Latest offer for Cablevision gets OK; stock jumps 9.9%

After a couple of failed attempts in the past two years, the Dolan family has taken a big step toward taking private Cablevision Systems Corp., the cable operator that it controls, in a sweetened deal worth about $10.6 billion.

News of an agreement between the board and the Dolans boosted Cablevision shares to a 52-week high Wednesday. The stock rose 9.9% to $35.90, and the company led all gainers on The Hollywood Reporter's Showbiz 50 stock index.

The Dolans control a majority of Cablevision, but the company said a majority of other shareholders must also approve the proposed deal, even though it didn't immediately set a date. The transaction is subject to certain regulatory approvals.

Wall Street observers estimated Wednesday that it could take up to six months or so to close the deal.

After overnight market chatter, Cablevision confirmed that it had reached a definitive sale agreement with an entity created by the Dolans for $36.26 per share in cash. The transaction implies an enterprise value of about $22 billion, according to Cablevision.

The agreement is a result of what the company said were "extensive negotiations" between the Dolans and a special transaction committee of independent directors of Cablevision, which had rejected previous buyout offers.

Based on the recommendation of the committee, Cablevision's board already has approved the transaction, the company said.

The buyout price of $36.26 per share represents a 34% premium to the Dolans' $27 a share offer from October, a 21% premium to its $30 per share offer from January and more than a 50% premium to Cablevision's closing price before the original October bid.

Some institutional investors, like Mario Gabelli, have argued that Cablevision is worth closer to $40 per share and are expected to continue pushing for a higher price tag, Wall Street sources said.

Most Wall Street observers believe that a majority of shareholders will go for the deal. "I'm weighted in that direction," Miller Tabak + Co. analyst David Joyce said.

Said chairman Charles Dolan and son and CEO James Dolan: "This new structure and an entrepreneurial perspective will enable us to keep growing the business with our talented management team and dedicated employees."

In the proposed transaction, the Dolans will contribute about $2.1 billion in equity through a reinvestment of their Cablevision shares in the new privately held company. Investment banks have committed to provide about $15.5 billion in debt financing to fund the deal.
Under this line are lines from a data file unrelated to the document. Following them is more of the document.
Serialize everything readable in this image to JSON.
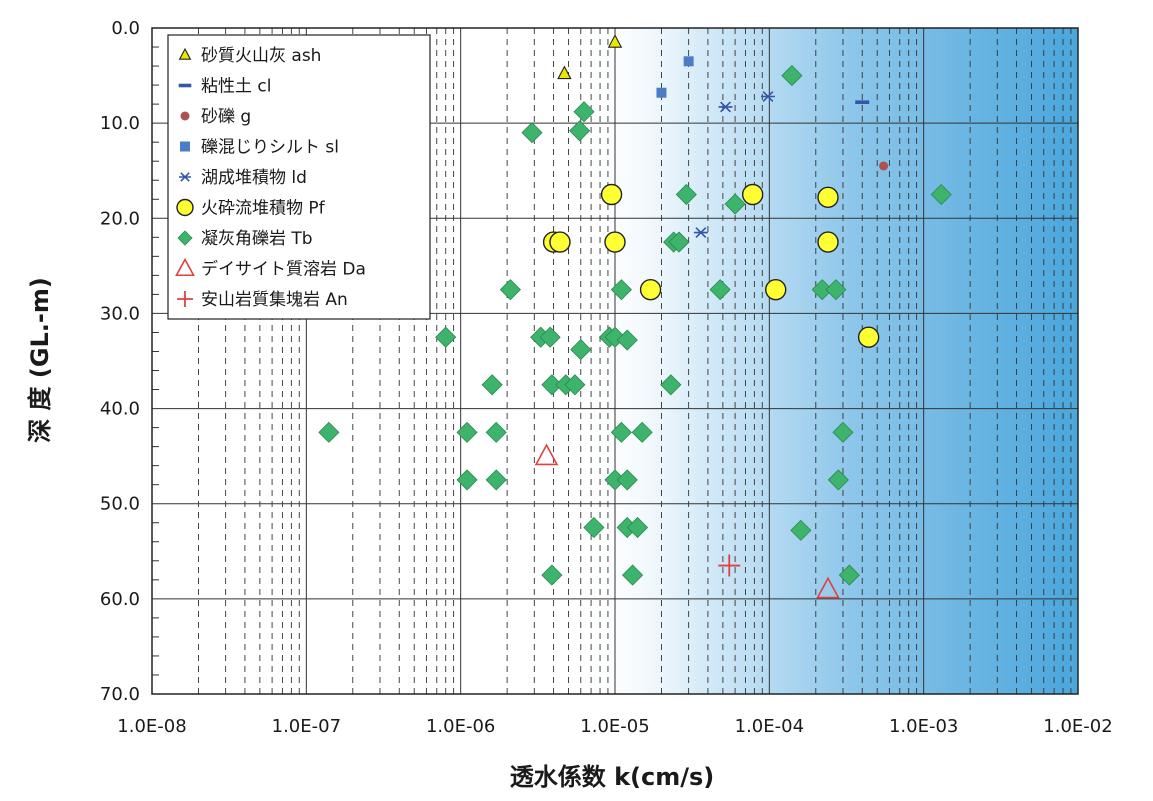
{
  "chart_data": {
    "type": "scatter",
    "xlabel": "透水係数 k(cm/s)",
    "ylabel": "深 度 (GL.-m)",
    "x_scale": "log",
    "xlim": [
      1e-08,
      0.01
    ],
    "ylim": [
      0,
      70
    ],
    "y_inverted": true,
    "x_tick_labels": [
      "1.0E-08",
      "1.0E-07",
      "1.0E-06",
      "1.0E-05",
      "1.0E-04",
      "1.0E-03",
      "1.0E-02"
    ],
    "y_tick_labels": [
      "0.0",
      "10.0",
      "20.0",
      "30.0",
      "40.0",
      "50.0",
      "60.0",
      "70.0"
    ],
    "grid": true,
    "legend_position": "top-left",
    "background": "blue gradient shading toward high permeability (right side)",
    "series": [
      {
        "name": "砂質火山灰 ash",
        "marker": "triangle",
        "color": "#e8e800",
        "points": [
          [
            1e-05,
            1.5
          ],
          [
            4.7e-06,
            4.8
          ]
        ]
      },
      {
        "name": "粘性土 cl",
        "marker": "dash",
        "color": "#3355aa",
        "points": [
          [
            0.0004,
            7.8
          ]
        ]
      },
      {
        "name": "砂礫 g",
        "marker": "circle-small",
        "color": "#b05050",
        "points": [
          [
            0.00055,
            14.5
          ]
        ]
      },
      {
        "name": "礫混じりシルト sl",
        "marker": "square",
        "color": "#4a7cc8",
        "points": [
          [
            3e-05,
            3.5
          ],
          [
            2e-05,
            6.8
          ]
        ]
      },
      {
        "name": "湖成堆積物 ld",
        "marker": "asterisk",
        "color": "#3355aa",
        "points": [
          [
            5.2e-05,
            8.3
          ],
          [
            9.8e-05,
            7.2
          ],
          [
            3.6e-05,
            21.5
          ]
        ]
      },
      {
        "name": "火砕流堆積物 Pf",
        "marker": "circle",
        "color": "#ffff33",
        "points": [
          [
            9.5e-06,
            17.5
          ],
          [
            7.8e-05,
            17.5
          ],
          [
            0.00024,
            17.8
          ],
          [
            4e-06,
            22.5
          ],
          [
            4.4e-06,
            22.5
          ],
          [
            1e-05,
            22.5
          ],
          [
            0.00024,
            22.5
          ],
          [
            1.7e-05,
            27.5
          ],
          [
            0.00011,
            27.5
          ],
          [
            0.00044,
            32.5
          ]
        ]
      },
      {
        "name": "凝灰角礫岩 Tb",
        "marker": "diamond",
        "color": "#3db36b",
        "points": [
          [
            0.00014,
            5.0
          ],
          [
            6.3e-06,
            8.8
          ],
          [
            2.9e-06,
            11.0
          ],
          [
            5.9e-06,
            10.8
          ],
          [
            2.9e-05,
            17.5
          ],
          [
            6e-05,
            18.5
          ],
          [
            0.0013,
            17.5
          ],
          [
            2.4e-05,
            22.5
          ],
          [
            2.6e-05,
            22.5
          ],
          [
            2.1e-06,
            27.5
          ],
          [
            1.1e-05,
            27.5
          ],
          [
            4.8e-05,
            27.5
          ],
          [
            0.00022,
            27.5
          ],
          [
            0.00027,
            27.5
          ],
          [
            8e-07,
            32.5
          ],
          [
            3.3e-06,
            32.5
          ],
          [
            3.8e-06,
            32.5
          ],
          [
            9.2e-06,
            32.5
          ],
          [
            1e-05,
            32.5
          ],
          [
            1.2e-05,
            32.8
          ],
          [
            6e-06,
            33.8
          ],
          [
            1.6e-06,
            37.5
          ],
          [
            3.9e-06,
            37.5
          ],
          [
            4.8e-06,
            37.5
          ],
          [
            5.5e-06,
            37.5
          ],
          [
            2.3e-05,
            37.5
          ],
          [
            1.4e-07,
            42.5
          ],
          [
            1.1e-06,
            42.5
          ],
          [
            1.7e-06,
            42.5
          ],
          [
            1.1e-05,
            42.5
          ],
          [
            1.5e-05,
            42.5
          ],
          [
            0.0003,
            42.5
          ],
          [
            1.1e-06,
            47.5
          ],
          [
            1.7e-06,
            47.5
          ],
          [
            1e-05,
            47.5
          ],
          [
            1.2e-05,
            47.5
          ],
          [
            0.00028,
            47.5
          ],
          [
            7.3e-06,
            52.5
          ],
          [
            1.2e-05,
            52.5
          ],
          [
            1.4e-05,
            52.5
          ],
          [
            0.00016,
            52.8
          ],
          [
            3.9e-06,
            57.5
          ],
          [
            1.3e-05,
            57.5
          ],
          [
            0.00033,
            57.5
          ]
        ]
      },
      {
        "name": "デイサイト質溶岩 Da",
        "marker": "triangle-open",
        "color": "#e04040",
        "points": [
          [
            3.6e-06,
            45.0
          ],
          [
            0.00024,
            59.0
          ]
        ]
      },
      {
        "name": "安山岩質集塊岩 An",
        "marker": "plus",
        "color": "#e04040",
        "points": [
          [
            5.5e-05,
            56.5
          ]
        ]
      }
    ]
  }
}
The buyout news again created buzz that the Dolans could down the line sell Cablevision's cable systems to Time Warner Cable.

During parent company Time Warner Inc.'s earnings call on Wednesday, an analyst asked TW chairman and CEO Richard Parsons about Cablevision. "The family is buying, not selling," he replied. "But if the Dolans were to sell off their cable systems, we'd certainly want to be on their list of people to talk to."

Bethpage, N.Y.-based Cablevision also owns the New York Rangers and New York Knicks sports teams, Madison Square Garden, Radio City Music Hall and cable networks AMC and the Independent Film Channel.